Pas de surprise ni de frissons en Ile-de-France. Les sondages ne se sont pas beaucoup trompés. Valérie Pécresse, pour l’UMP, est en tête au premier tour, mais n’a aucune chance de l’emporter au second tour –sauf à séduire beaucoup, beaucoup d’abstentionnistes cette semaine– face à Jean-Paul Huchon. Le président sortant est, lui, déjà en train d’attribuer les postes de sa future majorité, entre socialistes, écologistes et frontistes de gauche. Les grands perdants sont, dans l’ordre croissant, le FN, le MoDem et Olivier Besancenot. [Les chiffres cités ci-dessous sont des estimations données par France 3 et la TNS Sofres et ce sont encore des estimations.]
Une abstention plus forte qu’ailleurs (56,5%)

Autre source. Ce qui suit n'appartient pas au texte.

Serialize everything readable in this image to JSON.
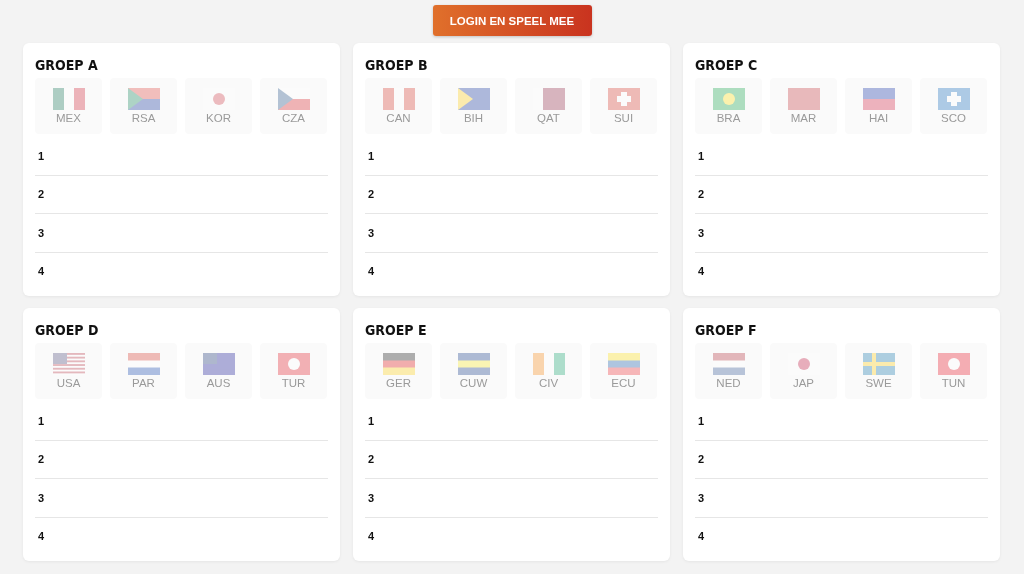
{
  "login_button": "LOGIN EN SPEEL MEE",
  "groups": [
    {
      "title": "GROEP A",
      "teams": [
        {
          "code": "MEX",
          "disabled": true
        },
        {
          "code": "RSA",
          "disabled": true
        },
        {
          "code": "KOR",
          "disabled": true
        },
        {
          "code": "CZA",
          "disabled": true
        }
      ],
      "ranks": [
        "1",
        "2",
        "3",
        "4"
      ]
    },
    {
      "title": "GROEP B",
      "teams": [
        {
          "code": "CAN",
          "disabled": true
        },
        {
          "code": "BIH",
          "disabled": true
        },
        {
          "code": "QAT",
          "disabled": true
        },
        {
          "code": "SUI",
          "disabled": true
        }
      ],
      "ranks": [
        "1",
        "2",
        "3",
        "4"
      ]
    },
    {
      "title": "GROEP C",
      "teams": [
        {
          "code": "BRA",
          "disabled": true
        },
        {
          "code": "MAR",
          "disabled": true
        },
        {
          "code": "HAI",
          "disabled": true
        },
        {
          "code": "SCO",
          "disabled": true
        }
      ],
      "ranks": [
        "1",
        "2",
        "3",
        "4"
      ]
    },
    {
      "title": "GROEP D",
      "teams": [
        {
          "code": "USA",
          "disabled": true
        },
        {
          "code": "PAR",
          "disabled": true
        },
        {
          "code": "AUS",
          "disabled": true
        },
        {
          "code": "TUR",
          "disabled": true
        }
      ],
      "ranks": [
        "1",
        "2",
        "3",
        "4"
      ]
    },
    {
      "title": "GROEP E",
      "teams": [
        {
          "code": "GER",
          "disabled": true
        },
        {
          "code": "CUW",
          "disabled": true
        },
        {
          "code": "CIV",
          "disabled": true
        },
        {
          "code": "ECU",
          "disabled": true
        }
      ],
      "ranks": [
        "1",
        "2",
        "3",
        "4"
      ]
    },
    {
      "title": "GROEP F",
      "teams": [
        {
          "code": "NED",
          "disabled": true
        },
        {
          "code": "JAP",
          "disabled": true
        },
        {
          "code": "SWE",
          "disabled": true
        },
        {
          "code": "TUN",
          "disabled": true
        }
      ],
      "ranks": [
        "1",
        "2",
        "3",
        "4"
      ]
    }
  ]
}
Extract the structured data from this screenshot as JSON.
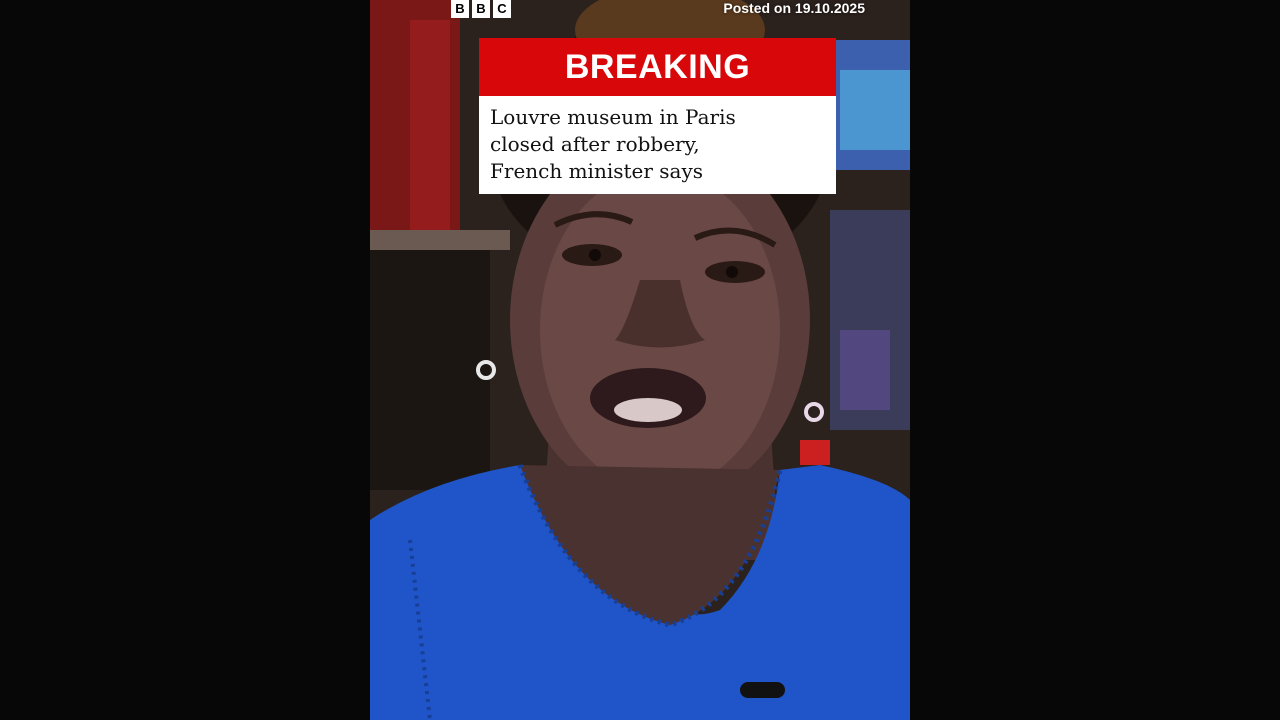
{
  "brand": {
    "logo_letters": [
      "B",
      "B",
      "C"
    ]
  },
  "posted_label": "Posted on 19.10.2025",
  "breaking": {
    "label": "BREAKING",
    "headline_lines": [
      "Louvre museum in Paris",
      "closed after robbery,",
      "French minister says"
    ]
  },
  "colors": {
    "breaking_red": "#d8080a",
    "dress_blue": "#1f55c8"
  }
}
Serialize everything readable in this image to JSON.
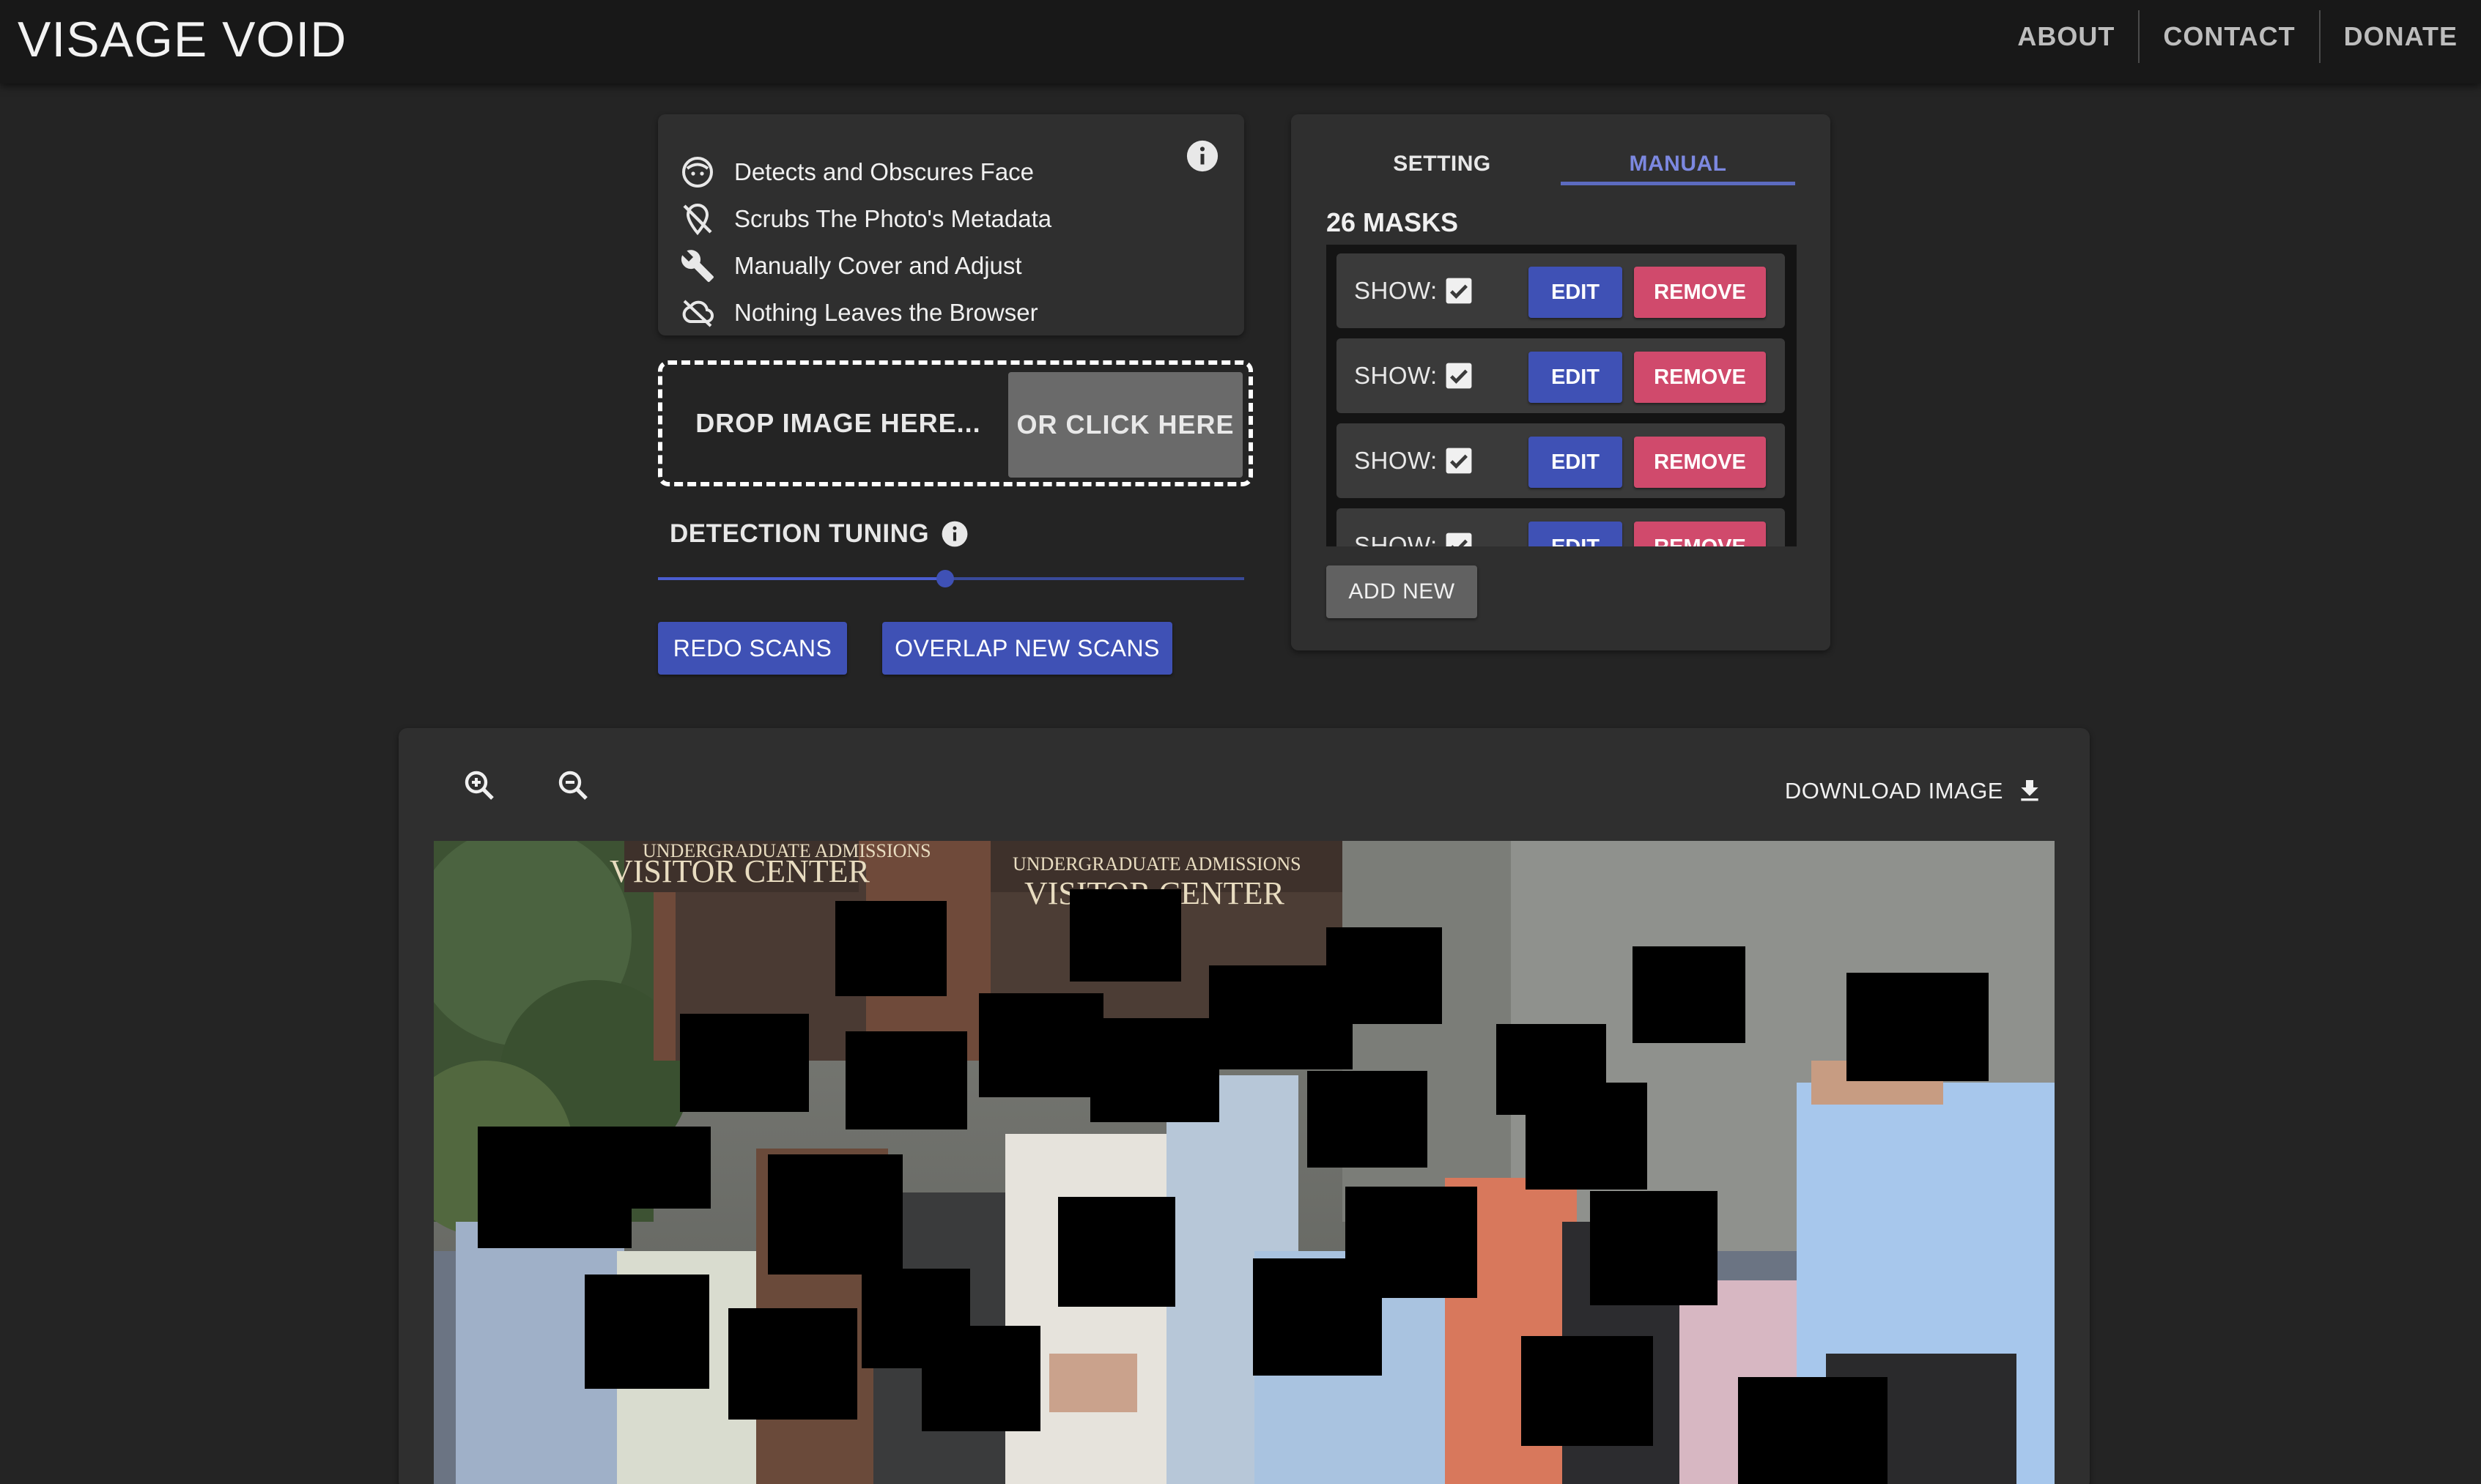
{
  "app": {
    "title": "VISAGE VOID"
  },
  "nav": {
    "items": [
      "ABOUT",
      "CONTACT",
      "DONATE"
    ]
  },
  "features": {
    "items": [
      {
        "icon": "face-icon",
        "text": "Detects and Obscures Face"
      },
      {
        "icon": "location-off-icon",
        "text": "Scrubs The Photo's Metadata"
      },
      {
        "icon": "wrench-icon",
        "text": "Manually Cover and Adjust"
      },
      {
        "icon": "cloud-off-icon",
        "text": "Nothing Leaves the Browser"
      }
    ]
  },
  "dropzone": {
    "drop_text": "DROP IMAGE HERE...",
    "click_text": "OR CLICK HERE"
  },
  "tuning": {
    "label": "DETECTION TUNING",
    "value": 0.49
  },
  "actions": {
    "redo": "REDO SCANS",
    "overlap": "OVERLAP NEW SCANS"
  },
  "masks_panel": {
    "tabs": [
      "SETTING",
      "MANUAL"
    ],
    "active_tab": "MANUAL",
    "count_label": "26 MASKS",
    "rows": [
      {
        "show_label": "SHOW:",
        "checked": true,
        "edit": "EDIT",
        "remove": "REMOVE"
      },
      {
        "show_label": "SHOW:",
        "checked": true,
        "edit": "EDIT",
        "remove": "REMOVE"
      },
      {
        "show_label": "SHOW:",
        "checked": true,
        "edit": "EDIT",
        "remove": "REMOVE"
      },
      {
        "show_label": "SHOW:",
        "checked": true,
        "edit": "EDIT",
        "remove": "REMOVE"
      }
    ],
    "add_new": "ADD NEW"
  },
  "viewer": {
    "download_label": "DOWNLOAD IMAGE",
    "photo_signs": [
      "UNDERGRADUATE ADMISSIONS",
      "VISITOR CENTER"
    ]
  },
  "colors": {
    "background": "#242424",
    "appbar": "#181818",
    "card": "#2f2f2f",
    "primary": "#3f51b5",
    "danger": "#d04a6c",
    "tab_active": "#7c88e0"
  }
}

L’IDF est l’une des régions où l’on a le moins voté ce dimanche (après la Lorraine et l’Alsace). L’abstention atteint plus de 56%. A qui la faute? D’après les «petits» candidats (comme Alain Dolium ou Nicolas Dupont-Aignan qui la trouve «colossale»), c’est parce que l’on n’a pas parlé des «vrais problèmes» des Franciliens. Pour Jean-Paul Huchon, c’est le signe de «l’échec de la politique de Nicolas Sarkozy». Pour Valérie Pécresse, c’est le symbole de «l’immobilisme» de la région, inconnue des électeurs franciliens.
Etre en tête, la victoire de Valérie Pécresse (28%)
Soulagement pour la candidate UMP. Vu l’évolution des sondages, Valérie Pécresse pouvait redouter d’être doublée dès le premier tour par son adversaire socialiste. L’honneur est sauf. Avec 28%, Valérie Pécresse peut user de l’argument «je suis devant Huchon, c’est un désaveu pour le président sortant». Loin de la barre espérée des 30%, elle peut toutefois se féliciter d’être au-dessus de la moyenne nationale de l’UMP, mais n’est pas dans le peloton de tête des candidats de la droite aux régionales.